Сыщик поднял ключи и рассмотрел внимательнее. Замки тут, однако, довольно простые, сам Ростовцев смог бы за десять минут соорудить подручными средствами подходящую отмычку.
Впрочем, это как раз не показатель – наставником его в «науке» работы с ключами и замками был ни кто-нибудь, знаменитый питерский «маз» – домушник Иван Рыло, отчаянно маявшийся вынужденным бездельем в сибирской глухомани и от тоски взявшийся обучать барича-«политицкого» любимому делу.

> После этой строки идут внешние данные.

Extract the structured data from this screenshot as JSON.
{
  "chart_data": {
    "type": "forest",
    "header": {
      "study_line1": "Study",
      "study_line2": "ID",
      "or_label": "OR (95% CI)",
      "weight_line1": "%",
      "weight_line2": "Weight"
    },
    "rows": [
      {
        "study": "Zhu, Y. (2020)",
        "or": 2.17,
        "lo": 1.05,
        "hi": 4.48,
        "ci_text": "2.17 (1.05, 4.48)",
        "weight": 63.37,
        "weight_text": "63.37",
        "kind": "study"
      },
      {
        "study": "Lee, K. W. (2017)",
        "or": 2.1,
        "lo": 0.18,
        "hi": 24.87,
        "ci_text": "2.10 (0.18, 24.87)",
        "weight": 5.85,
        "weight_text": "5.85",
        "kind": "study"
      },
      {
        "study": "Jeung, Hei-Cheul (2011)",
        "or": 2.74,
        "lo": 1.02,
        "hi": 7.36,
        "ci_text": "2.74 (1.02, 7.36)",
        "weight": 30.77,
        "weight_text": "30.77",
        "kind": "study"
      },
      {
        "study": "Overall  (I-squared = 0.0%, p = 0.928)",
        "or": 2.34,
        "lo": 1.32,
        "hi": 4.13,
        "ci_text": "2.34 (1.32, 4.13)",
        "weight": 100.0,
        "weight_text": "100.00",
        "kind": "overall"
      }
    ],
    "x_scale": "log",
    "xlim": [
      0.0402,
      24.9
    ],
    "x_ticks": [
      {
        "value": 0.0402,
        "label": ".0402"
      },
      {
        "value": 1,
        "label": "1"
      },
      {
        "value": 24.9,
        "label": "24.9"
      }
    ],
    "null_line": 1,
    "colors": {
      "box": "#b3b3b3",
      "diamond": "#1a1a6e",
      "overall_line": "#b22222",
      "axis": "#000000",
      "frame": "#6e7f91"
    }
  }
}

– Мистер Макартур, – попросил он. – Все же попытайтесь вспомнить, было ли что-то еще в каюте в ваш утренний визит, чего сейчас нет?
Макартур сосредоточенно свел брови, обводя глазами роскошный интерьер.
– Кажется, был еще небольшой бювар темно-красной кожи. Да, он лежал на столе там же, где стоит фотография, – сообщил он минуту спустя. – Хотя простите, но с точностью утверждать не могу.
Взгляд Юрия уперся в сиротливо лежащую паркеровскую ручку, поблескивающую золотым пером. Накануне смерти Нольде, вероятно, собирался что-то писать.
Короткий осмотр чемоданов ничего не дал. Костюмы, хорошо пошитые и в меру дорогие, старинное лютеранское распятье из источенного червями дуба – не иначе семейная реликвия; белье, включая полосатый купальный костюм, две картонки со шляпами – в одной было три котелка, вдвинутых один в другой, как суповые тарелки.
Башмаки и летние туфли – все добротное и дорогое. Бамбуковая трость, в которой обнаружился острый двадцатидюймовый клинок. Лакированная японская коробочка, пустая, наверное, тоже память о плене.